Discourse Grammar (DG) is a grammatical framework that grew out of the analysis of spoken and written linguistic discourse on the one hand, and of work on parenthetical expressions, including Simon C. Dik's study of extra-clausal constituents, on the other. Initiated by Gunther Kaltenböck, Bernd Heine and Tania Kuteva, the framework is based on the distinction between two organizing principles of grammar where one concerns the structure of sentences and the other the linguistic organization beyond the sentence.
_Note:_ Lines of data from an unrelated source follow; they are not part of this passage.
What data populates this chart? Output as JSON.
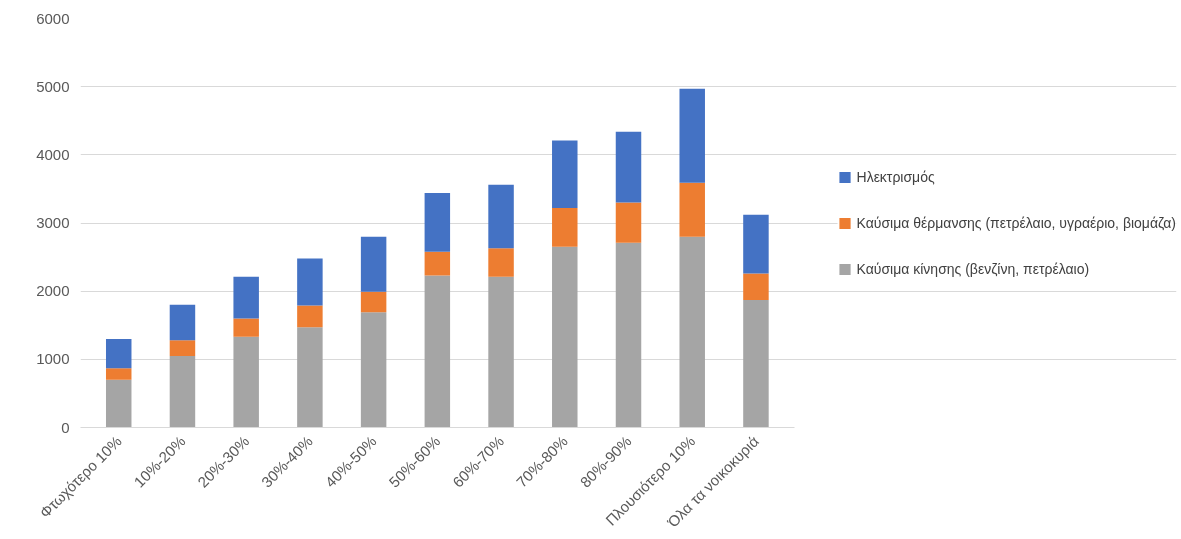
{
  "chart_data": {
    "type": "bar",
    "stacked": true,
    "categories": [
      "Φτωχότερο 10%",
      "10%-20%",
      "20%-30%",
      "30%-40%",
      "40%-50%",
      "50%-60%",
      "60%-70%",
      "70%-80%",
      "80%-90%",
      "Πλουσιότερο 10%",
      "Όλα τα νοικοκυριά"
    ],
    "series": [
      {
        "name": "Καύσιμα κίνησης (βενζίνη, πετρέλαιο)",
        "color": "#a5a5a5",
        "values": [
          700,
          1050,
          1330,
          1470,
          1690,
          2230,
          2210,
          2650,
          2710,
          2800,
          1870
        ]
      },
      {
        "name": "Καύσιμα θέρμανσης (πετρέλαιο, υγραέριο, βιομάζα)",
        "color": "#ed7d31",
        "values": [
          170,
          230,
          270,
          320,
          300,
          350,
          420,
          570,
          590,
          790,
          390
        ]
      },
      {
        "name": "Ηλεκτρισμός",
        "color": "#4472c4",
        "values": [
          430,
          520,
          610,
          690,
          810,
          860,
          930,
          990,
          1040,
          1380,
          860
        ]
      }
    ],
    "ylim": [
      0,
      6000
    ],
    "yticks": [
      0,
      1000,
      2000,
      3000,
      4000,
      5000,
      6000
    ],
    "grid": "y",
    "legend": "right"
  }
}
In accordance with the perspective adopted in this framework, linguistic units such as formulae of social exchange, interjections, discourse markers and other prefabricated expressions, which tend to be assigned a more marginal status in many models of mainstream linguistics, are interpreted as playing an important role in structuring linguistic discourse.

==Influences==
Work on Discourse Grammar (DG) has been inspired by a number of different works, in particular by Simon C. Dik's theory of Functional Grammar according to which linguistic discourse is composed of two different kinds of linguistic material, referred to, respectively, as clausal and extra-clausal constituents. On the other hand, it has benefitted greatly from research on the nature of parenthetical categories and the concept of supplements.

==Principles==
DG is composed of all the linguistic resources that are available for designing texts, irrespective of whether these are spoken or written (or signed) texts. It is viewed both as an activity, a real-time interactional tool, and a knowledge store consisting of a set of conventional linguistic units plus their combinatorial potential. An elementary distinction between two main domains of speech processing is made, referred to as Sentence Grammar and Thetical Grammar.

Sentence Grammar is organized in terms of propositional concepts and clauses and their combination. It has been the only, or the main subject of mainstream theories of linguistics. The concern of Thetical Grammar is with theticals, that is, with linguistic discourse units beyond the sentence, being syntactically, semantically, and typically also prosodically detached from expressions of Sentence Grammar. These units include what is traditionally referred to as parenthetical constructions but are not restricted to them. The main categories of Thetical Grammar are conceptual theticals (including comment clauses, discourse markers, etc.) as well as various other extra-clausal categories such as vocatives, formulae of social exchange, and interjections. While being separate in principle, the two domains interact in multiple ways in shaping linguistic discourse. The main way of interaction is via cooptation, an operation whereby chunks of Sentence Grammar such as clauses, phrases, words, or any other units are deployed for use in Thetical Grammar.

==Application==
Being a relatively young framework, DG has so far found only limited applications. Work has focused mainly on comment clauses, discourse markers, final particles, and insubordination. Furthermore, DG as a descriptive tool has for the most part been restricted to the study of English. Analysis within this framework is now being extended to non-European languages. More detailed research has been carried out already on Akie, a traditional hunter-gatherer language of the Nilotic family spoken in north-central Tanzania. A grammar of this language based on DG has been published, the use of theticals in the organization of texts has been studied, and institutional frames surfacing from the analysis of Akie texts have been identified using Thetical Grammar as a basis.

In another line of research, DG has been extended to the study of language contact. As the work on the discourse in bilingual situations has shown, theticals play an important role both in code-switching and borrowing. Furthermore, there is reason to assume that the distinction between Sentence Grammar and Thetical Grammar may shed new light on the question of how human language or languages evolved.

Finally, a considerable part of the research is devoted to the question of whether the distinction between the two domains is reflected in neural activity. As this research suggests, there appears to be a corresponding distinction in brain lateralization, in that Sentence Grammar correlates primarily with left-hemisphere activity whereas Thetical grammar appears to be more strongly associated with right-hemisphere activation.

==Related work==
That discourse organization operates simultaneously in two different dimensions has also been pointed out in a number of other research traditions. Thus, a distinction akin to that between Sentence Grammar and Thetical Grammar is also made in some psycholinguistic studies on comprehension where a contrast between propositional representation and discourse model is made, and in neurolinguistic discourse analysis there is a related distinction between referential and modalizing speech. In other frameworks, specific manifestations of the distinction are highlighted, such as that between microgrammar and macrogrammar, or between an analytic and a holistic mode of processing, or between conceptual and procedural meaning in the theory of Relevance Grammar.